I suppose no one should be surprised that Ron DeSantis proposed these laws in the first place, considering he previously led the effort to ban sanctuary cities in his own state and organized flights of migrants from Texas and Florida to Martha’s Vineyard.
And what about families? In a state where one in five residents are immigrants, it should be no surprise that hundreds of thousands of U.S. citizens live in mixed-status households. So how does FL 1718 potentially impact those families. Consider the following example. Let’s say my spouse was undocumented (or fell out of status) and we lived in Georgia. Let’s say one day we decided to travel down to Jacksonville for a long weekend. FL 1718 provides that a person who transports into Florida someone they know (or should have known) is an immigrant who has not been “inspected” by authorities could be charged with a felony for human smuggling. What does “inspected” mean in this context? I know of no equivalent under federal immigration law, at least not in this context.

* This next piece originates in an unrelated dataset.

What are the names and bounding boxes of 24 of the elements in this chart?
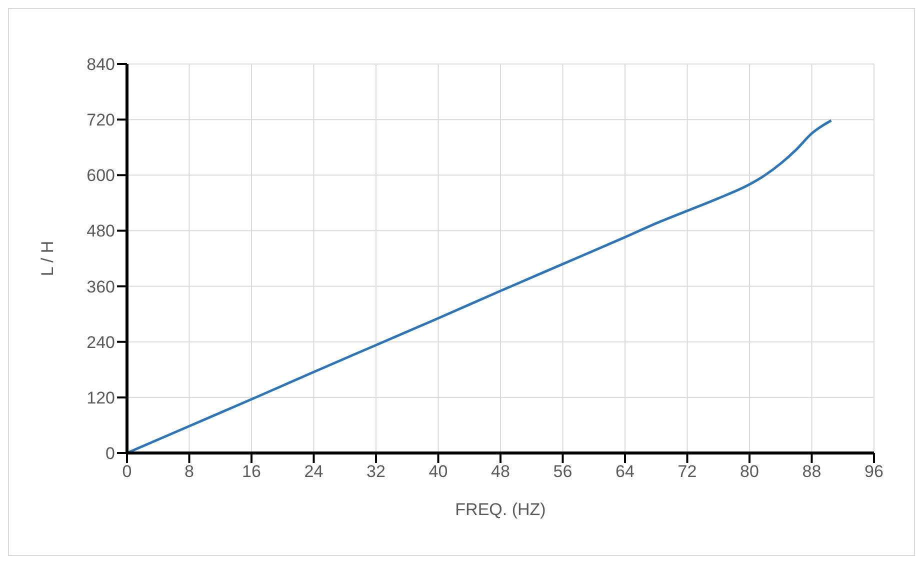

So, back to my hypothetical. What would happen to me? Well, under the new law, a person who is found to be transporting less than five undocumented immigrants (or immigrants unlawfully present in the United States), as a first offender, could be charged with a third-degree felony, sentenced to up to five years in prison per person, or pay a fine of $5,000 per count. The penalties increase for subsequent offenses or for transporting more people or children. (Add to this that my law license would then be put in jeopardy for having been convicted of a crime.)
I know that people have different opinions on immigration reform, some reasonable and some not. Until Congress and the Executive Branch finally step in and pass meaningfully immigration reform, we’re going to continue seeing more state law infringement on federal law and the resulting jeopardy to many thousands of families and businesses along the way.

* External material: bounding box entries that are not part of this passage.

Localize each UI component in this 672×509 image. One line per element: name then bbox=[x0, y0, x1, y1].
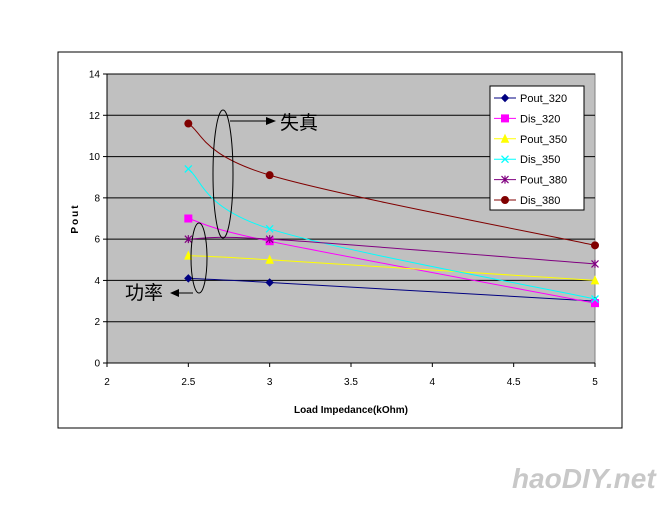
data-point bbox=[184, 119, 193, 128]
data-point bbox=[591, 295, 599, 303]
legend-marker bbox=[500, 133, 510, 143]
annotations: 失真 功率 bbox=[125, 109, 318, 304]
annotation-distortion: 失真 bbox=[280, 112, 318, 134]
series-lines bbox=[184, 119, 600, 308]
y-tick-label: 8 bbox=[94, 193, 100, 204]
y-tick-label: 14 bbox=[89, 70, 101, 81]
distortion-ellipse bbox=[212, 109, 234, 239]
y-tick-label: 12 bbox=[89, 111, 101, 122]
series-line bbox=[188, 255, 596, 281]
y-tick-label: 2 bbox=[94, 317, 100, 328]
data-point bbox=[265, 235, 274, 244]
x-tick-label: 4.5 bbox=[507, 377, 521, 388]
watermark-logo: haoDIY.net bbox=[512, 463, 657, 494]
x-tick-label: 5 bbox=[592, 377, 598, 388]
y-axis-title: Pout bbox=[70, 203, 81, 233]
annotation-power: 功率 bbox=[125, 282, 163, 304]
series-line bbox=[188, 123, 596, 246]
legend-item: Pout_380 bbox=[494, 175, 567, 187]
data-point bbox=[265, 171, 274, 180]
data-point bbox=[184, 250, 193, 260]
series-line bbox=[188, 277, 596, 302]
power-ellipse bbox=[190, 222, 208, 294]
x-tick-label: 2.5 bbox=[181, 377, 195, 388]
legend: Pout_320 Dis_320 Pout_350 Dis_350 Pout_380 Di… bbox=[489, 85, 585, 211]
legend-label: Dis_380 bbox=[520, 195, 560, 207]
data-point bbox=[265, 224, 274, 233]
y-tick-label: 4 bbox=[94, 276, 100, 287]
y-tick-label: 10 bbox=[89, 152, 101, 163]
series-Dis_380 bbox=[184, 119, 599, 250]
legend-item: Dis_320 bbox=[494, 113, 560, 125]
y-tick-label: 6 bbox=[94, 235, 100, 246]
series-Dis_350 bbox=[184, 164, 599, 303]
x-tick-label: 3.5 bbox=[344, 377, 358, 388]
legend-item: Dis_350 bbox=[494, 154, 560, 166]
legend-marker bbox=[501, 155, 509, 164]
legend-item: Dis_380 bbox=[494, 195, 560, 207]
x-tick-label: 3 bbox=[267, 377, 273, 388]
data-point bbox=[184, 235, 193, 244]
series-Pout_350 bbox=[184, 250, 600, 285]
data-point bbox=[184, 274, 193, 283]
data-point bbox=[265, 278, 274, 287]
x-axis-title: Load Impedance(kOhm) bbox=[294, 405, 408, 416]
legend-label: Pout_380 bbox=[520, 175, 567, 187]
legend-marker bbox=[501, 175, 509, 184]
legend-label: Pout_320 bbox=[520, 93, 567, 105]
legend-marker bbox=[500, 93, 510, 103]
legend-box bbox=[489, 85, 585, 211]
x-tick-label: 2 bbox=[104, 377, 110, 388]
series-line bbox=[188, 218, 596, 304]
legend-label: Dis_350 bbox=[520, 154, 560, 166]
data-point bbox=[591, 259, 599, 268]
legend-item: Pout_350 bbox=[494, 133, 567, 146]
data-point bbox=[184, 164, 193, 173]
legend-marker bbox=[501, 196, 509, 204]
power-arrowhead bbox=[170, 289, 179, 297]
x-tick-label: 4 bbox=[430, 377, 436, 388]
legend-label: Pout_350 bbox=[520, 134, 567, 146]
data-point bbox=[184, 214, 193, 223]
series-line bbox=[188, 168, 596, 300]
data-point bbox=[590, 275, 600, 285]
data-point bbox=[591, 241, 599, 250]
y-tick-label: 0 bbox=[94, 359, 100, 370]
distortion-arrowhead bbox=[266, 117, 276, 125]
legend-label: Dis_320 bbox=[520, 113, 560, 125]
data-point bbox=[265, 254, 274, 264]
legend-item: Pout_320 bbox=[494, 93, 567, 105]
legend-marker bbox=[501, 114, 509, 123]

 FL 264 became effective on July 1, 2023. The law places significant restrictions on land ownership by “foreign principals” from specified “foreign countries of concern” (i.e., China, Venezuela, Syria, Russia, Iran, North Korea, and Cuba). Specifically, FL 264 prohibits foreign principals from these countries from owning or acquiring agricultural land in the state or owning or acquiring any interest in real property within 10 miles of any military installation or critical infrastructure in the state. Persons who are U.S. citizens or lawful permanent residents are not foreign principals for purposes of FL 264.
 FL 1718 also became effective on July 1, 2023. FL 1718 is a comprehensive effort to restrict the ability of undocumented individuals to live and work in Florida by, among other things, dramatically enhancing the ability of state law enforcement to enforce immigration laws, requiring hospitals to maintain data on patients’ immigration status, mandating the use of E-Verify by Florida employers with over 25 employees, restricting access to Florida drivers licenses (as well as State Bar licenses), and adding state civil and criminal penalties for violations of its provisions.
 Additional provisions of FL 1718 seek to hold businesses monetarily liable under Florida state law to the tune of a $10,000 fine for every undocumented employee they employ. Indeed, the state could also revoke their business’ license.